The waxing crescent Moon with Earthshine and (above) Venus shine in the evening twilight sky over an icy pond near home, on March 26, 2020. Venus was just past greatest elongation from the Sun, and being spring with the high angle of the ecliptic, Venus was as high as it can get this year in an evening apparition. The Pleiades is at very top. This is a stack of 7 exposures for the ground to smooth noise and one for the sky, all 2.5 seconds at f.4 with the Sigma 24mm lens and Nikon D750 at ISO 200.

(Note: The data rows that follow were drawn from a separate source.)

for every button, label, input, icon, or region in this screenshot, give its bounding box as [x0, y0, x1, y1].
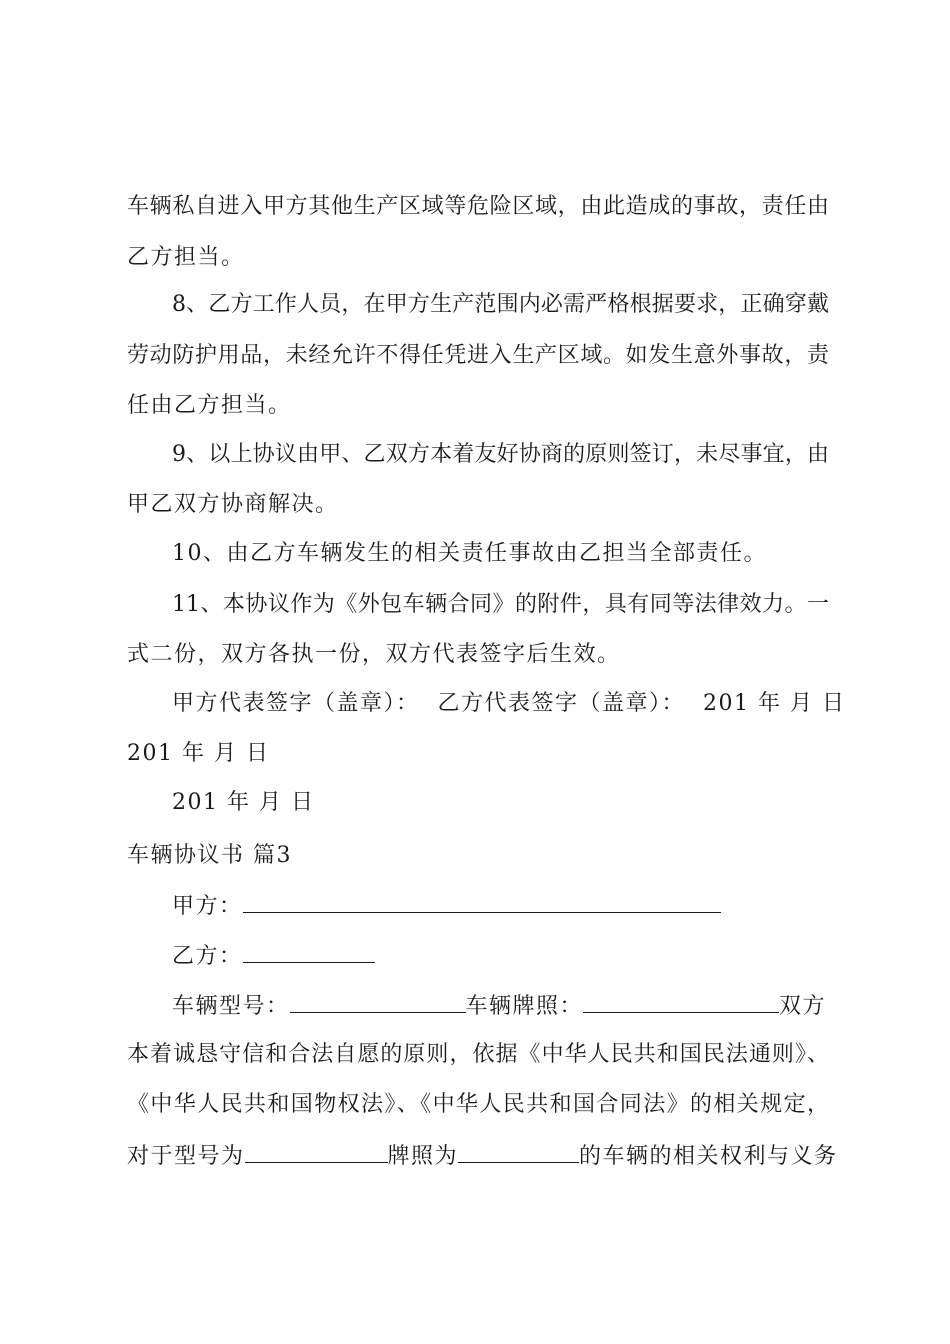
vehicle-plate-label: 车辆牌照： [465, 994, 584, 1019]
clause-8-line: 8、乙方工作人员，在甲方生产范围内必需严格根据要求，正确穿戴 [172, 292, 829, 317]
vehicle-info-line [172, 990, 826, 1022]
signature-line [172, 689, 846, 719]
party-a-label: 甲方： [172, 894, 243, 919]
vehicle-model-label: 车辆型号： [172, 994, 290, 1019]
paragraph-line: 本着诚恳守信和合法自愿的原则，依据《中华人民共和国民法通则》、 [127, 1042, 829, 1067]
paragraph-line: 车辆私自进入甲方其他生产区域等危险区域，由此造成的事故，责任由 [127, 194, 829, 219]
model-blank [245, 1140, 388, 1163]
party-b-label: 乙方： [172, 944, 243, 969]
paragraph-line: 《中华人民共和国物权法》、《中华人民共和国合同法》的相关规定， [127, 1092, 829, 1117]
clause-9-line: 9、以上协议由甲、乙双方本着友好协商的原则签订，未尽事宜，由 [172, 442, 829, 467]
plate-prefix: 牌照为 [387, 1144, 459, 1169]
signature-date: 201 年 月 日 [127, 741, 270, 766]
party-b-blank [243, 940, 375, 963]
clause-11-line: 11、本协议作为《外包车辆合同》的附件，具有同等法律效力。一 [172, 592, 829, 617]
clause-10-line: 10、由乙方车辆发生的相关责任事故由乙担当全部责任。 [172, 541, 767, 566]
paragraph-line: 乙方担当。 [127, 245, 245, 270]
model-prefix: 对于型号为 [127, 1144, 245, 1169]
party-b-signature-label: 乙方代表签字（盖章）： [437, 691, 686, 716]
party-b-line [172, 940, 375, 972]
section-title: 车辆协议书 篇3 [127, 843, 292, 868]
clause-9-line: 甲乙双方协商解决。 [127, 492, 339, 517]
party-a-signature-label: 甲方代表签字（盖章）： [172, 691, 420, 716]
paragraph-line [127, 1140, 838, 1172]
party-a-blank [243, 890, 721, 913]
signature-date: 201 年 月 日 [172, 790, 315, 815]
vehicle-plate-blank [583, 990, 779, 1013]
clause-8-line: 劳动防护用品，未经允许不得任凭进入生产区域。如发生意外事故，责 [127, 343, 829, 368]
signature-date: 201 年 月 日 [703, 691, 846, 716]
party-a-line [172, 890, 721, 922]
plate-blank [458, 1140, 579, 1163]
clause-11-line: 式二份，双方各执一份，双方代表签字后生效。 [127, 642, 621, 667]
tail-text: 双方 [779, 994, 827, 1019]
obligation-text: 的车辆的相关权利与义务 [579, 1144, 838, 1169]
vehicle-model-blank [290, 990, 466, 1013]
clause-8-line: 任由乙方担当。 [127, 393, 292, 418]
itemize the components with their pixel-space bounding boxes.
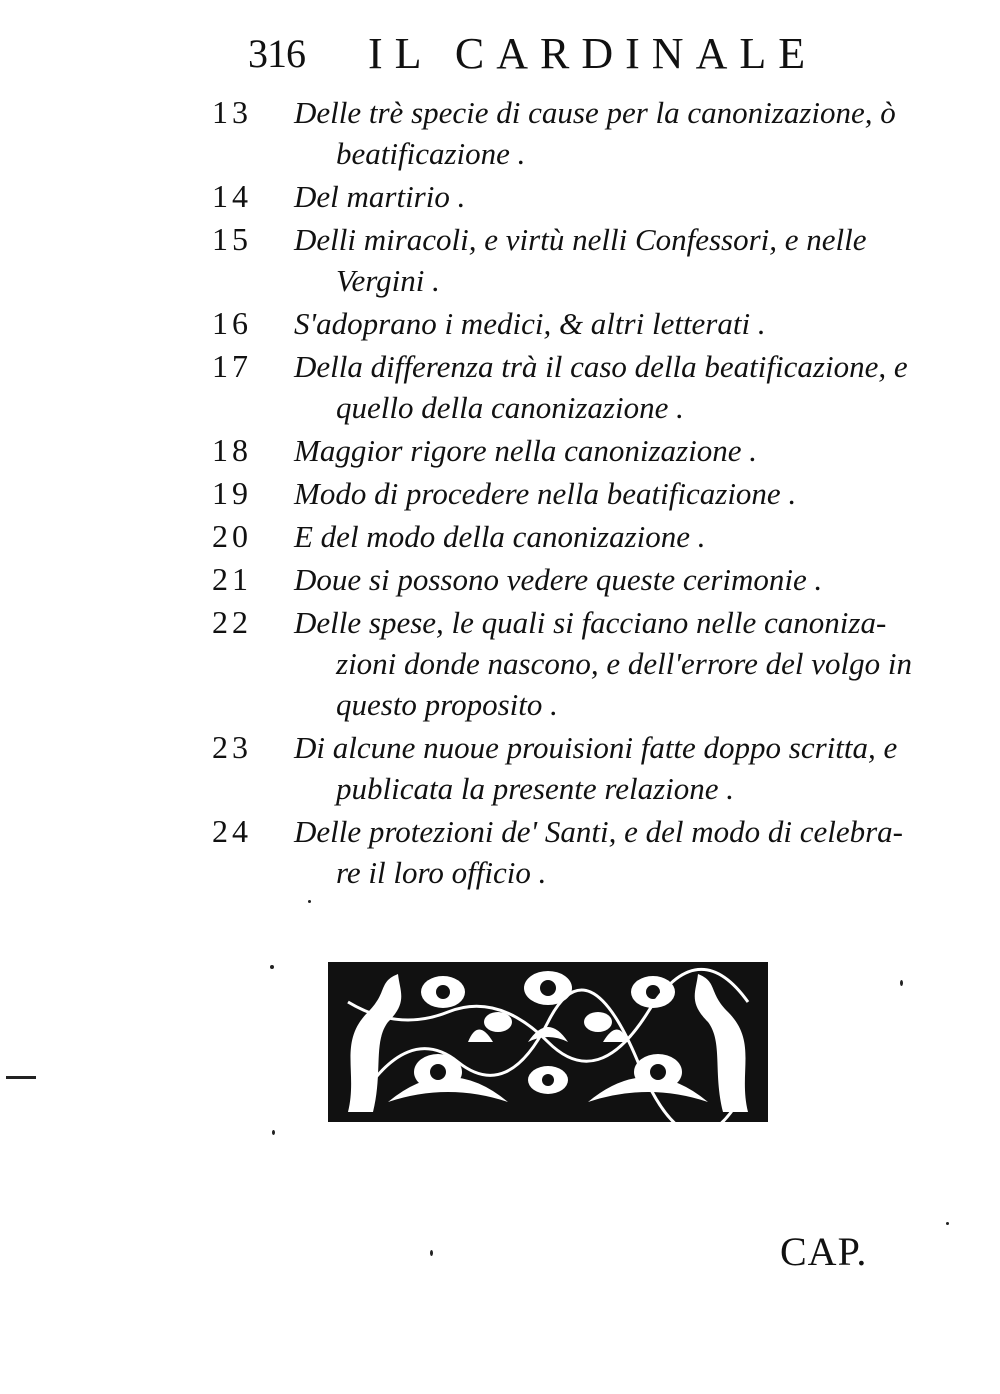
entry-text — [294, 92, 934, 174]
entry-line: publicata la presente relazione . — [336, 771, 735, 806]
margin-mark — [6, 1076, 36, 1079]
entry-number: 13 — [212, 94, 252, 130]
entry-line: Doue si possono vedere queste cerimonie . — [294, 562, 823, 597]
entry-line: Delle protezioni de' Santi, e del modo di celebra- — [294, 814, 903, 849]
entry-text — [294, 811, 934, 893]
entry-line: Modo di procedere nella beatificazione . — [294, 476, 797, 511]
floral-headpiece-icon — [328, 962, 768, 1122]
entry-number: 14 — [212, 178, 252, 214]
ink-speck — [270, 965, 274, 969]
entry-text — [294, 346, 934, 428]
running-head: IL CARDINALE — [368, 29, 818, 78]
entry-text — [294, 473, 934, 514]
entry-text — [294, 727, 934, 809]
entry-line: quello della canonizazione . — [336, 390, 684, 425]
entry-text — [294, 602, 934, 725]
page-number: 316 — [248, 31, 305, 76]
entry-line: Delli miracoli, e virtù nelli Confessori, e nelle — [294, 222, 867, 257]
entry-line: Delle spese, le quali si facciano nelle canoniza- — [294, 605, 887, 640]
entry-number: 22 — [212, 604, 252, 640]
entry-number: 15 — [212, 221, 252, 257]
entry-line: Delle trè specie di cause per la canonizazione, ò — [294, 95, 896, 130]
entry-number: 24 — [212, 813, 252, 849]
entry-text — [294, 430, 934, 471]
entry-line: zioni donde nascono, e dell'errore del volgo in — [336, 646, 913, 681]
ink-speck — [900, 980, 903, 986]
ink-speck — [430, 1250, 433, 1256]
entry-text — [294, 219, 934, 301]
entry-line: Del martirio . — [294, 179, 466, 214]
entry-line: S'adoprano i medici, & altri letterati . — [294, 306, 766, 341]
entry-line: beatificazione . — [336, 136, 526, 171]
entry-line: E del modo della canonizazione . — [294, 519, 706, 554]
entry-text — [294, 559, 934, 600]
entry-number: 23 — [212, 729, 252, 765]
entry-line: Della differenza trà il caso della beatificazione, e — [294, 349, 908, 384]
entry-number: 18 — [212, 432, 252, 468]
catchword: CAP. — [780, 1229, 868, 1274]
entry-text — [294, 516, 934, 557]
ink-speck — [272, 1130, 275, 1135]
entry-line: questo proposito . — [336, 687, 558, 722]
entry-line: Maggior rigore nella canonizazione . — [294, 433, 757, 468]
entry-text — [294, 303, 934, 344]
entry-line: Di alcune nuoue prouisioni fatte doppo scritta, e — [294, 730, 898, 765]
entry-text — [294, 176, 934, 217]
entry-number: 20 — [212, 518, 252, 554]
entry-line: re il loro officio . — [336, 855, 547, 890]
entry-line: Vergini . — [336, 263, 440, 298]
entry-number: 16 — [212, 305, 252, 341]
ink-speck — [946, 1222, 949, 1225]
page-header — [248, 22, 848, 82]
entry-number: 21 — [212, 561, 252, 597]
entry-number: 17 — [212, 348, 252, 384]
entry-number: 19 — [212, 475, 252, 511]
ink-speck — [308, 900, 311, 903]
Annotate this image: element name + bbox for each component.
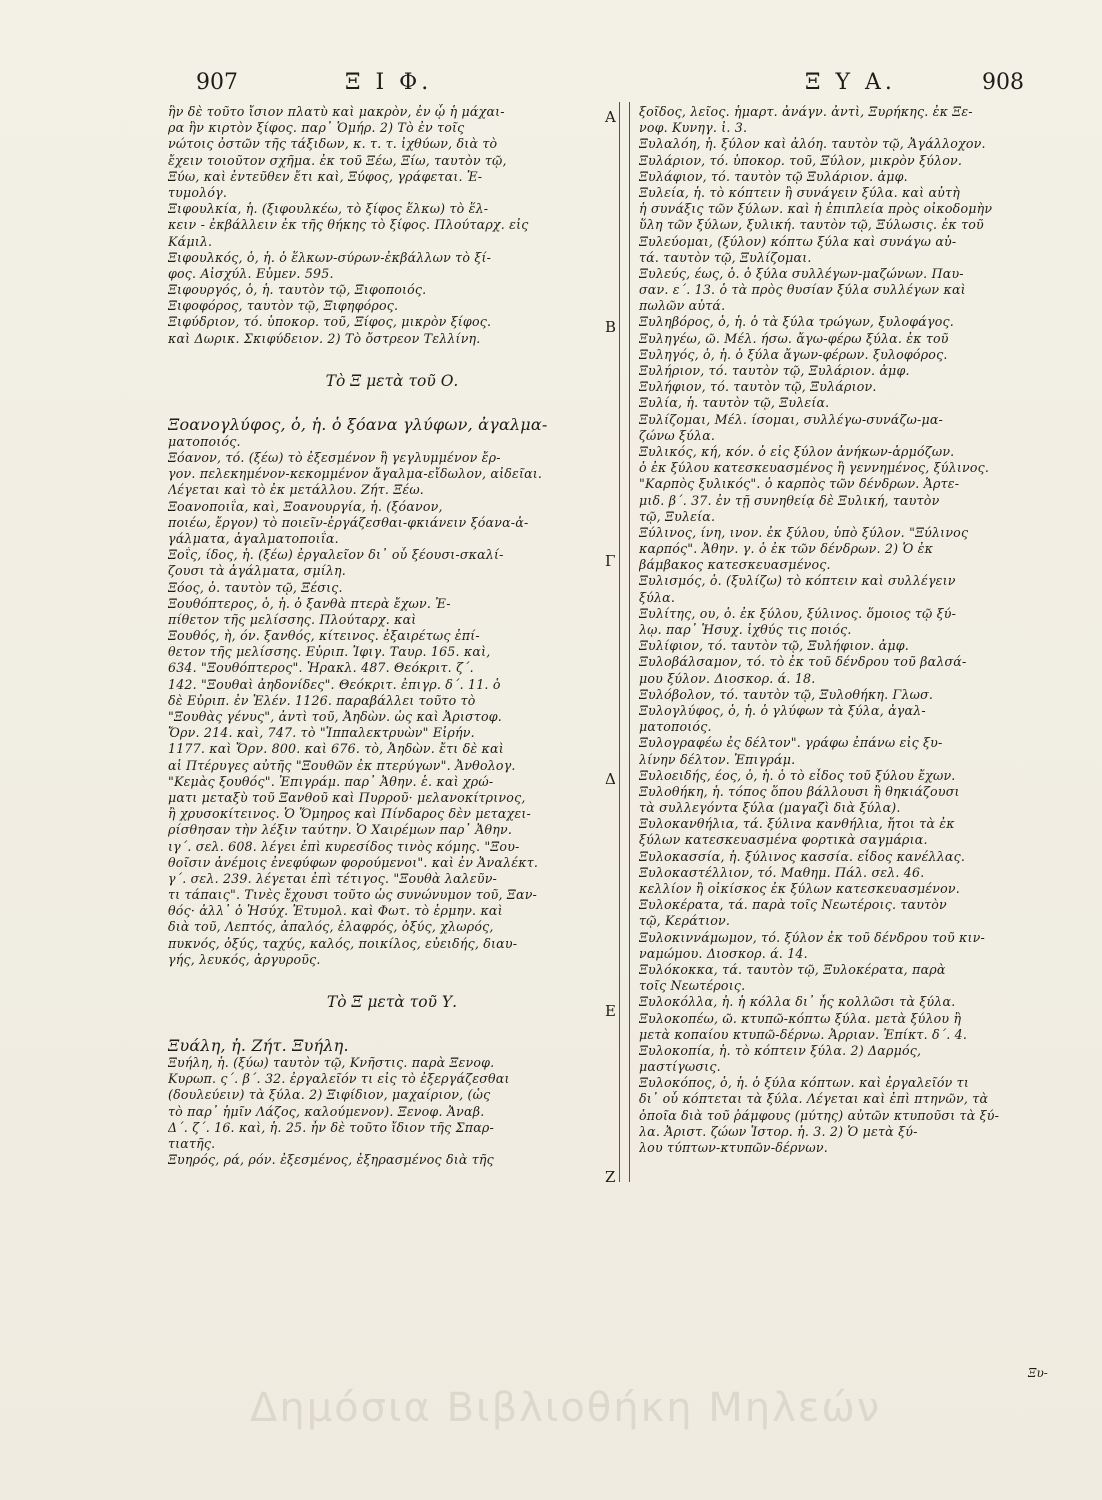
running-head-right: Ξ Υ Α. [805, 70, 896, 95]
text-line: πυκνός, ὀξύς, ταχύς, καλός, ποικίλος, εὐειδής, διαυ- [168, 935, 518, 951]
text-line: ρα ἣν κιρτὸν ξίφος. παρ᾽ Ὁμήρ. 2) Τὸ ἐν τοῖς [168, 120, 465, 136]
text-line: Ξυλόκοκκα, τά. ταυτὸν τῷ, Ξυλοκέρατα, παρὰ [639, 961, 946, 977]
text-line: Ξυλόβολον, τό. ταυτὸν τῷ, Ξυλοθήκη. Γλωσ. [639, 686, 934, 702]
text-line: Ξυλογραφέω ἐς δέλτον". γράφω ἐπάνω εἰς ξυ- [639, 735, 943, 751]
section-marker: Α [605, 108, 616, 126]
text-line: Ξυλία, ἡ. ταυτὸν τῷ, Ξυλεία. [639, 395, 830, 411]
section-marker: Β [605, 318, 617, 336]
section-marker: Ε [605, 1002, 616, 1020]
text-line: Ξιφουλκία, ἡ. (ξιφουλκέω, τὸ ξίφος ἕλκω) τὸ ἕλ- [168, 201, 489, 217]
left-column-o-entries [168, 415, 596, 968]
text-line: Ξυλοκοπέω, ῶ. κτυπῶ-κόπτω ξύλα. μετὰ ξύλου ἢ [639, 1010, 962, 1026]
text-line: Ξυλοειδής, έος, ὁ, ἡ. ὁ τὸ εἶδος τοῦ ξύλου ἔχων. [639, 767, 956, 783]
text-line: λου τύπτων-κτυπῶν-δέρνων. [639, 1140, 828, 1155]
text-line: Ξυλήριον, τό. ταυτὸν τῷ, Ξυλάριον. ἀμφ. [639, 363, 910, 378]
text-line: (δουλεύειν) τὰ ξύλα. 2) Ξιφίδιον, μαχαίριον, (ὡς [168, 1087, 491, 1103]
text-line: Ξιφοφόρος, ταυτὸν τῷ, Ξιφηφόρος. [168, 298, 399, 314]
text-line: ἡ συνάξις τῶν ξύλων. καὶ ἡ ἐπιπλεία πρὸς οἰκοδομὴν [639, 201, 993, 217]
text-line: ἣν δὲ τοῦτο ἴσιον πλατὺ καὶ μακρὸν, ἐν ᾧ ἡ μάχαι- [168, 104, 505, 119]
text-line: ποιέω, ἔργον) τὸ ποιεῖν-ἐργάζεσθαι-φκιάνειν ξόανα-ἀ- [168, 514, 529, 530]
text-line: Ξυληγέω, ῶ. Μέλ. ήσω. ἄγω-φέρω ξύλα. ἐκ τοῦ [639, 330, 949, 346]
text-line: Ξυλήφιον, τό. ταυτὸν τῷ, Ξυλάριον. [639, 379, 877, 395]
text-line: Λέγεται καὶ τὸ ἐκ μετάλλου. Ζήτ. Ξέω. [168, 482, 425, 498]
text-line: ξύλα. [639, 589, 676, 605]
text-line: Ξυλοκόπος, ὁ, ἡ. ὁ ξύλα κόπτων. καὶ ἐργαλεῖόν τι [639, 1075, 969, 1091]
text-line: καρπός". Ἀθην. γ. ὁ ἐκ τῶν δένδρων. 2) Ὁ ἐκ [639, 541, 934, 557]
text-line: νοφ. Κυνηγ. ἰ. 3. [639, 120, 748, 136]
text-line: Ξύλινος, ίνη, ινον. ἐκ ξύλου, ὑπὸ ξύλον. "Ξύλινος [639, 524, 969, 540]
text-line: Ξόος, ὁ. ταυτὸν τῷ, Ξέσις. [168, 579, 343, 595]
text-line: ματι μεταξὺ τοῦ Ξανθοῦ καὶ Πυρροῦ· μελανοκίτρινος, [168, 789, 526, 805]
column-rule-left [619, 102, 620, 1182]
text-line: λίνην δέλτον. Ἐπιγράμ. [639, 751, 796, 767]
text-line: Κυρωπ. ς΄. β΄. 32. ἐργαλεῖόν τι εἰς τὸ ἐξεργάζεσθαι [168, 1071, 510, 1087]
text-line: Ξυλοκοπία, ἡ. τὸ κόπτειν ξύλα. 2) Δαρμός, [639, 1042, 922, 1058]
text-line: τοῖς Νεωτέροις. [639, 978, 746, 994]
text-line: θοῖσιν ἀνέμοις ἐνεφύφων φορούμενοι". καὶ ἐν Ἀναλέκτ. [168, 854, 539, 870]
right-column [639, 104, 1045, 1156]
text-line: ναμώμου. Διοσκορ. ά. 14. [639, 945, 808, 961]
text-line: Ξυλάριον, τό. ὑποκορ. τοῦ, Ξύλον, μικρὸν ξύλον. [639, 152, 963, 168]
text-line: τιατῆς. [168, 1135, 216, 1151]
text-line: Ξιφουργός, ὁ, ἡ. ταυτὸν τῷ, Ξιφοποιός. [168, 282, 427, 298]
text-line: Ξοανογλύφος, ὁ, ἡ. ὁ ξόανα γλύφων, ἀγαλμα- [168, 414, 548, 434]
text-line: Ξυλαλόη, ἡ. ξύλον καὶ ἀλόη. ταυτὸν τῷ, Ἀγάλλοχον. [639, 136, 986, 152]
text-line: ματοποιός. [639, 719, 712, 735]
text-line: 142. "Ξουθαὶ ἀηδονίδες". Θεόκριτ. ἐπιγρ. δ΄. 11. ὁ [168, 676, 501, 692]
library-watermark: Δημόσια Βιβλιοθήκη Μηλεών [250, 1385, 882, 1431]
text-line: ζουσι τὰ ἀγάλματα, σμίλη. [168, 563, 347, 579]
text-line: τῷ, Ξυλεία. [639, 508, 716, 524]
text-line: ιγ΄. σελ. 608. λέγει ἐπὶ κυρεσίδος τινὸς κόμης. "Ξου- [168, 838, 520, 854]
text-line: καὶ Δωρικ. Σκιφύδειον. 2) Τὸ ὄστρεον Τελλίνη. [168, 330, 481, 346]
text-line: βάμβακος κατεσκευασμένος. [639, 557, 831, 573]
text-line: Ξυηρός, ρά, ρόν. ἐξεσμένος, ἐξηρασμένος διὰ τῆς [168, 1152, 494, 1168]
text-line: Ξυληβόρος, ὁ, ἡ. ὁ τὰ ξύλα τρώγων, ξυλοφάγος. [639, 314, 954, 330]
text-line: Ξύω, καὶ ἐντεῦθεν ἔτι καὶ, Ξύφος, γράφεται. Ἐ- [168, 168, 483, 184]
text-line: τὰ συλλεγόντα ξύλα (μαγαζὶ διὰ ξύλα). [639, 800, 901, 816]
text-line: ρίσθησαν τὴν λέξιν ταύτην. Ὁ Χαιρέμων παρ᾽ Ἀθην. [168, 822, 513, 838]
section-marker: Δ [605, 770, 616, 788]
text-line: Ξυλεύομαι, (ξύλον) κόπτω ξύλα καὶ συνάγω αὐ- [639, 233, 957, 249]
text-line: Ξυλίτης, ου, ὁ. ἐκ ξύλου, ξύλινος. ὅμοιος τῷ ξύ- [639, 605, 957, 621]
text-line: Ξουθόπτερος, ὁ, ἡ. ὁ ξανθὰ πτερὰ ἔχων. Ἐ- [168, 595, 451, 611]
text-line: ξοῖδος, λεῖος. ἡμαρτ. ἀνάγν. ἀντὶ, Ξυρήκης. ἐκ Ξε- [639, 104, 973, 119]
text-line: Ξυληγός, ὁ, ἡ. ὁ ξύλα ἄγων-φέρων. ξυλοφόρος. [639, 346, 948, 362]
text-line: Ξιφουλκός, ὁ, ἡ. ὁ ἕλκων-σύρων-ἐκβάλλων τὸ ξί- [168, 249, 492, 265]
left-column [168, 104, 596, 1168]
text-line: Ξόανον, τό. (ξέω) τὸ ἐξεσμένον ἢ γεγλυμμένον ἔρ- [168, 450, 501, 465]
text-line: ὁποῖα διὰ τοῦ ῥάμφους (μύτης) αὐτῶν κτυποῦσι τὰ ξύ- [639, 1107, 1000, 1123]
text-line: 634. "Ξουθόπτερος". Ἡρακλ. 487. Θεόκριτ. ζ΄. [168, 660, 474, 676]
catchword: Ξυ- [1028, 1366, 1048, 1380]
text-line: ξύλων κατεσκευασμένα φορτικὰ σαγμάρια. [639, 832, 928, 848]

The rising of the Full Moon on March 9, 2020, (sometimes known as the Worm Moon) with a deer in the foreground, and in a composite of images of the Moon taken 3 minutes apart. The sky and foreground come from the first image with the Moon on the horizon. The Moon was into cloud for the last exposure. I shot this with the Canon 6D MkII at ISO 100 and through the SharpStar 76mm f/5.5 apo refractor.
The fleeting formations of light and shadow called the Lunar X (below centre on the terminator) and the Lunar V (above centre) on the 6-day-old Moon, on March 1, 2020. Can you see them? For a few hours during the 6-day-old waxing Moon the sunlight illuminates the rims of particular raters to give the impression of an X and a V on the boundary between light and dark—the terminator—where the Sun is rising. The X is formed by the confluence of the rims of craters Blanchinus, La Caille, and Purbach, while the Lunar V is formed by morning light illuminating the rim of Ukert crater. This is a single exposure with the Canon 6D MII at ISO 100 on the SharpStar 140PH triplet apo refractor with a 2X Barlow for f/12. Topaz Sharpen AI applied. Taken through light haze moving in.